Conservation & Endangered Species

Society membership requires observance of a Code of Ethics regarding the collection of molluscs and is networked with the leading conservation organisations. The society is also working with the International Union for the Conservation of Nature (IUCN) Mollusc Specialist Group to list Australia’s threatened and endangered species of molluscs.


The Malacological Society of Australasia considers the preservation and conservation of the fauna of Australasia as one of the society’s most important goals. In keeping with this goal, the council has established a code of ethics to guide the members of the society in their collecting pursuits. By introducing a code of ethics, the council wishes to demonstrate that the Malacological Society of Australasia is a responsible body of naturalists who have a positive role to play in the preservation of Australasia’s living resources.

1. Cause minimal disturbance to habitats
Habitat destruction is the most potent threat to molluscs (and other biota). Although other factors (e.g. pollution, land clearing) cause habitat destruction on a large scale, collectors can have significant impacts on local areas if they do not observe some simple rules:

  • always carefully replace any log, rock, coral boulder etc. immediately after inspecting the underside for molluscs.
  • try to disturb as few habitats (e.g. boulders, vegetation) as possible because the simple act of lifting a rock or log may destroy animals.
  • always observe the laws regulating access to sites (e.g. reserves and parks).
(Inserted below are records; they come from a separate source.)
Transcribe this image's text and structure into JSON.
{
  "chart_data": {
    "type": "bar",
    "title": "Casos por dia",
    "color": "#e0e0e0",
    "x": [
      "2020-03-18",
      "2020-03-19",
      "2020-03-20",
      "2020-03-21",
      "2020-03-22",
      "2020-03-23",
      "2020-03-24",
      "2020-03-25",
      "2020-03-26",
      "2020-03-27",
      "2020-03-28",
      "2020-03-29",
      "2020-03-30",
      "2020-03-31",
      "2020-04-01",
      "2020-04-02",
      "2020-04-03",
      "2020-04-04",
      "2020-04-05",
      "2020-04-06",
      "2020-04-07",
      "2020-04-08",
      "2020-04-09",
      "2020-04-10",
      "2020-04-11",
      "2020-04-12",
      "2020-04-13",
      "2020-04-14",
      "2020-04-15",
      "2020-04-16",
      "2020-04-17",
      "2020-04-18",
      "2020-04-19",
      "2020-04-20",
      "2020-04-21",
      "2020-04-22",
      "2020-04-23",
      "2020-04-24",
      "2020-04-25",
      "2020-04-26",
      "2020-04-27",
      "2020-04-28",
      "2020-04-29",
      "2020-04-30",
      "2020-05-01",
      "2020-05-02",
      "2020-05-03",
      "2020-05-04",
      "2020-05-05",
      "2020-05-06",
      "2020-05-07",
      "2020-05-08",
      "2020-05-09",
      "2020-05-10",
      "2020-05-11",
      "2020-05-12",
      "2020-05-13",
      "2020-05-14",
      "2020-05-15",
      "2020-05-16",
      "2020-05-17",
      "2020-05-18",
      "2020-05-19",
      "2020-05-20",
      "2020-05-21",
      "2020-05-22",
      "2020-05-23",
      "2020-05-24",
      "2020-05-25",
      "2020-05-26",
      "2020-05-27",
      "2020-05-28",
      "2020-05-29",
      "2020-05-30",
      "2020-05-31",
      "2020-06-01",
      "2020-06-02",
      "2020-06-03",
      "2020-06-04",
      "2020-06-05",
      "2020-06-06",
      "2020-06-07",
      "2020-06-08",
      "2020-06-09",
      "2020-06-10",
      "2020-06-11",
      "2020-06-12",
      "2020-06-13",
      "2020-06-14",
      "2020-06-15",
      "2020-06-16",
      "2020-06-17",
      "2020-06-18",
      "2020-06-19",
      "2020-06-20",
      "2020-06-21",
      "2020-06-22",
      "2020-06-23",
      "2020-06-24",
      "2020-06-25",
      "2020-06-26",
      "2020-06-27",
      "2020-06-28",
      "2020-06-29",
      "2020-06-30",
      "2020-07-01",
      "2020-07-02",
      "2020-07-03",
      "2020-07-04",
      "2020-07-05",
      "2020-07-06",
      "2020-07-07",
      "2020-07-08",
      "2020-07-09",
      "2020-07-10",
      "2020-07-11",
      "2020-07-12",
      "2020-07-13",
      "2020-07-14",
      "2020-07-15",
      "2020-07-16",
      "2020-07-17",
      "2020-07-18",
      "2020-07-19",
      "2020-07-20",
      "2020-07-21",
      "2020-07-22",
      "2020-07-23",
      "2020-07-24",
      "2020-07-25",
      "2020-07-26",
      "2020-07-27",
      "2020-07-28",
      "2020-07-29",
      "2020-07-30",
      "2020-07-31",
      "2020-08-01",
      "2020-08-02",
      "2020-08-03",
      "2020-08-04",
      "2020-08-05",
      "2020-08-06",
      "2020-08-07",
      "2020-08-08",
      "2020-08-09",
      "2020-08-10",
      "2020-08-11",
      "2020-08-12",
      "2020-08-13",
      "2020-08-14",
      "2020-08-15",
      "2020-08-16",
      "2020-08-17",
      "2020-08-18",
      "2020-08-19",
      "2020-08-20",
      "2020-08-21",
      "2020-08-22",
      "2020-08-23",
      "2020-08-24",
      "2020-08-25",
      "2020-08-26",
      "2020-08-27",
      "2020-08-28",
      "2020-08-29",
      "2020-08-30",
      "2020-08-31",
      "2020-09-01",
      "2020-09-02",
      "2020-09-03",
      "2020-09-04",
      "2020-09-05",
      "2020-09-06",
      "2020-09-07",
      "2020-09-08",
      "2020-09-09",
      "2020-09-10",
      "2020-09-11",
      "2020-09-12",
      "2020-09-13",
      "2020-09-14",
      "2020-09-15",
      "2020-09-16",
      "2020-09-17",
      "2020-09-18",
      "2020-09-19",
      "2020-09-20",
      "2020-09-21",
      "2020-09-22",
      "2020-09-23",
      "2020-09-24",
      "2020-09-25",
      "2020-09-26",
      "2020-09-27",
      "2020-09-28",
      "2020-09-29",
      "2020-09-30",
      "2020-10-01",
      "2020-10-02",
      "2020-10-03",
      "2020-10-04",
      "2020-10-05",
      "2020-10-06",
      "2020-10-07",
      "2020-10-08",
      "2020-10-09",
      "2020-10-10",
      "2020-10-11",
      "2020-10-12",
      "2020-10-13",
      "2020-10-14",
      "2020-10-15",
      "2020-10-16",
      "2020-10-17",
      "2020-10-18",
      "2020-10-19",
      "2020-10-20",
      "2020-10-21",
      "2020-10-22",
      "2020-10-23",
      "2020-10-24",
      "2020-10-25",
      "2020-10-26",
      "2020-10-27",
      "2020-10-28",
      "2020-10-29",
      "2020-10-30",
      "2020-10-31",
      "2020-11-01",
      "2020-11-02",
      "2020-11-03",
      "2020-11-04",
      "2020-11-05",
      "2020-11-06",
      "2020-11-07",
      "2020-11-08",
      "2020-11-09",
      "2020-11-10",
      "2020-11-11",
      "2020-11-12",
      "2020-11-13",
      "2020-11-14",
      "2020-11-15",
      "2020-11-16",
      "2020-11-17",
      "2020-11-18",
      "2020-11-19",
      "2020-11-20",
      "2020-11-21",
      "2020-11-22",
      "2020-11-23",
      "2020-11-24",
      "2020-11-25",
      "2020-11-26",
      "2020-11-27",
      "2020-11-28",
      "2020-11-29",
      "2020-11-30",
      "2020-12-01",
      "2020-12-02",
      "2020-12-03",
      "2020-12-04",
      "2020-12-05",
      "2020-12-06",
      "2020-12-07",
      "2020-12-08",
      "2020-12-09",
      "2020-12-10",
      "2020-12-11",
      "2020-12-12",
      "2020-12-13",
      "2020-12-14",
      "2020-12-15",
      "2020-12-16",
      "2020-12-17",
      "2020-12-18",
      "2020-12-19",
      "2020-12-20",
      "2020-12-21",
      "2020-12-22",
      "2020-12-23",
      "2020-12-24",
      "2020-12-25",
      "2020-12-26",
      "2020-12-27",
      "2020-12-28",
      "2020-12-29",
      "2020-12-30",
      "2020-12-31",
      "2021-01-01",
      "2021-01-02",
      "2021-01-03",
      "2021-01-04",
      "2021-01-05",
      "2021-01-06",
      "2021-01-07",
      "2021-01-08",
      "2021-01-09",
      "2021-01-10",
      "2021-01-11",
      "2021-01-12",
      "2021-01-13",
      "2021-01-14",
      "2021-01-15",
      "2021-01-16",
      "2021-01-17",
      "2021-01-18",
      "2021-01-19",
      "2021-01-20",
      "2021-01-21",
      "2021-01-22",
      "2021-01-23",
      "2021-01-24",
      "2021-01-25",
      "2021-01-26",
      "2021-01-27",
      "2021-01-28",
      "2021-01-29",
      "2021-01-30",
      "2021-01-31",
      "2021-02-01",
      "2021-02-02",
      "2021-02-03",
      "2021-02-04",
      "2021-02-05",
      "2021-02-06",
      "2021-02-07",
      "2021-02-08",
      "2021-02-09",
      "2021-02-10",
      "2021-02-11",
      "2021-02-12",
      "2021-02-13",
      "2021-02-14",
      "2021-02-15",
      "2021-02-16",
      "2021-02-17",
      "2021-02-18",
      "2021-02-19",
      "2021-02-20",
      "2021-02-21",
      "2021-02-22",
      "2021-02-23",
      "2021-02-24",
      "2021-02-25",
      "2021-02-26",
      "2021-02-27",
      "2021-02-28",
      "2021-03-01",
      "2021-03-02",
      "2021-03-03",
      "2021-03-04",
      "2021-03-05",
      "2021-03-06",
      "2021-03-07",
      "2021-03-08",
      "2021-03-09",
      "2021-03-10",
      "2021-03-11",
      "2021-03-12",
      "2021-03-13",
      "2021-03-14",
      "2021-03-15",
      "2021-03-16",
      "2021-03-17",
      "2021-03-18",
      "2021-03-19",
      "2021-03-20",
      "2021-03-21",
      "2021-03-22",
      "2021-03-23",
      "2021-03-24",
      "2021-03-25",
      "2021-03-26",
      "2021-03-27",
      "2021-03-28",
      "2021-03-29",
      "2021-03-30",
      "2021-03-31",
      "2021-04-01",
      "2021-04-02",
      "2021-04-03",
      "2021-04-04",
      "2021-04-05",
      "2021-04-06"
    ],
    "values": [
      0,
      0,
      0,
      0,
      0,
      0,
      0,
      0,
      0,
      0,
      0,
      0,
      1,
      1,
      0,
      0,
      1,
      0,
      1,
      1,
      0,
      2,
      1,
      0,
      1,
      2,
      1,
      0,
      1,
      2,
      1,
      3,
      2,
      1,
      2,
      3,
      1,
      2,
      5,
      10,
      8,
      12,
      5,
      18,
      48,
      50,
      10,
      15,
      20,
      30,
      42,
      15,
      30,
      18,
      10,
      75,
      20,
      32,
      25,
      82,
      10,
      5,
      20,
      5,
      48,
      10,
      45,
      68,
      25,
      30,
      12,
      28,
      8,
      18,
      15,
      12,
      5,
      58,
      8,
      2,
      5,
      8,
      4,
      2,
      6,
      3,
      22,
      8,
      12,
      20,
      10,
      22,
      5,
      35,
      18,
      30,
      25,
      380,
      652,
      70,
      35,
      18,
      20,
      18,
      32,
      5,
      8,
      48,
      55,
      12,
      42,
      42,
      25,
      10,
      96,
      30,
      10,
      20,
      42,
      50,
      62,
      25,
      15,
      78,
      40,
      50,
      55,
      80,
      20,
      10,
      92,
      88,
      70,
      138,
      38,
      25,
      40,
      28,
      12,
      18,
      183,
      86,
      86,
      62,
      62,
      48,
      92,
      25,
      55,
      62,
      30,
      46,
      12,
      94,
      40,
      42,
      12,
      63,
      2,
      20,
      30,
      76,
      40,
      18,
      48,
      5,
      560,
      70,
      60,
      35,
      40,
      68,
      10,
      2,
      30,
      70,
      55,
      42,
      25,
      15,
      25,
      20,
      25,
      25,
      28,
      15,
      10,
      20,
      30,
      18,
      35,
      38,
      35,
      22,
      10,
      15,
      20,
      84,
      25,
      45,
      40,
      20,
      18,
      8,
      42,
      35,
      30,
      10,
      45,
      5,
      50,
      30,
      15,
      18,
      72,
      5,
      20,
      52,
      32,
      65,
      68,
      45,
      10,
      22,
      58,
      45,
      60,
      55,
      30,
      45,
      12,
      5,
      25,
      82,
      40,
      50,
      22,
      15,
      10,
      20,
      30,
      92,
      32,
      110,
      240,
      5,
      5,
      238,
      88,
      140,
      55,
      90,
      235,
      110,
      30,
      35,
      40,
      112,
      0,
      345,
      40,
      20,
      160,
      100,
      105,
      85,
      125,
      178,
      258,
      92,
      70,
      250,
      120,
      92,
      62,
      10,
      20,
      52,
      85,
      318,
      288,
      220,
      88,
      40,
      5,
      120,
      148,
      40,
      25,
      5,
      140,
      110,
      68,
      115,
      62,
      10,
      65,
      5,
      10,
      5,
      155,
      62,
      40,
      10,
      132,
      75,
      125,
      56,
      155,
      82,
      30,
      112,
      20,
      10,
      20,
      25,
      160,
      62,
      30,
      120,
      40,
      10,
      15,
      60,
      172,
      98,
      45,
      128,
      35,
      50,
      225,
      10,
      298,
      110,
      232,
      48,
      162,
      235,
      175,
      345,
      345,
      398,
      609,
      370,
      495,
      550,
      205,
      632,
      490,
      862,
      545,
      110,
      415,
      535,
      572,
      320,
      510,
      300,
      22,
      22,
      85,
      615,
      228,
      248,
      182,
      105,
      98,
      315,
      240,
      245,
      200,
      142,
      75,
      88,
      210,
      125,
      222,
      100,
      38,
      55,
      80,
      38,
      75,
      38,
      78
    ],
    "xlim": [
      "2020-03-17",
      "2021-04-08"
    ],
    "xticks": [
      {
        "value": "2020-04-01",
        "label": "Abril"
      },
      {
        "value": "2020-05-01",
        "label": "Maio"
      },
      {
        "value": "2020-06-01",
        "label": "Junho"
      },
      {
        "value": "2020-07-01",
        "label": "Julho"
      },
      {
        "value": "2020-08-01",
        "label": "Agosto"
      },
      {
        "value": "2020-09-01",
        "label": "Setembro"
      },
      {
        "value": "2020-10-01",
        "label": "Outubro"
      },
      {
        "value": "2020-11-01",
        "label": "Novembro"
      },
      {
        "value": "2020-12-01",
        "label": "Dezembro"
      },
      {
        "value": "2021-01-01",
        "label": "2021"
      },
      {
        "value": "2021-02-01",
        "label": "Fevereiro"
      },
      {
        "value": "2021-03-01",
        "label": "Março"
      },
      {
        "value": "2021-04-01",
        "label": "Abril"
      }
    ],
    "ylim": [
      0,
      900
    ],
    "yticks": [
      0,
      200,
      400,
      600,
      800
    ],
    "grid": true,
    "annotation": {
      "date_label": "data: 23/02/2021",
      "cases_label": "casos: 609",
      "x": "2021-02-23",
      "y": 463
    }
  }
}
These rules have been established to protect habitats and their constituent communities.

2. Collect the minimum number of specimens necessary
Indiscriminate collecting can have devastating effects on local populations of molluscs. In keeping with this, the members should:

  • abide by local, national and international laws governing species and habitats at all times.
  • never collect more specimens than are strictly required for study and if possible collect empty shells.
  • never collect individuals that are involved in reproductive behaviour (e.g. egg guarding, breeding aggregations).
  • try to avoid the collection of juveniles or living individuals with damaged shells. In the first case, these have yet to breed and in the second case, damaged shells, if left alive can add to the pool of animals available for reproducing but are usually of little value to collectors.
  • photography should be considered as an alternative where ever possible (especially for larger species).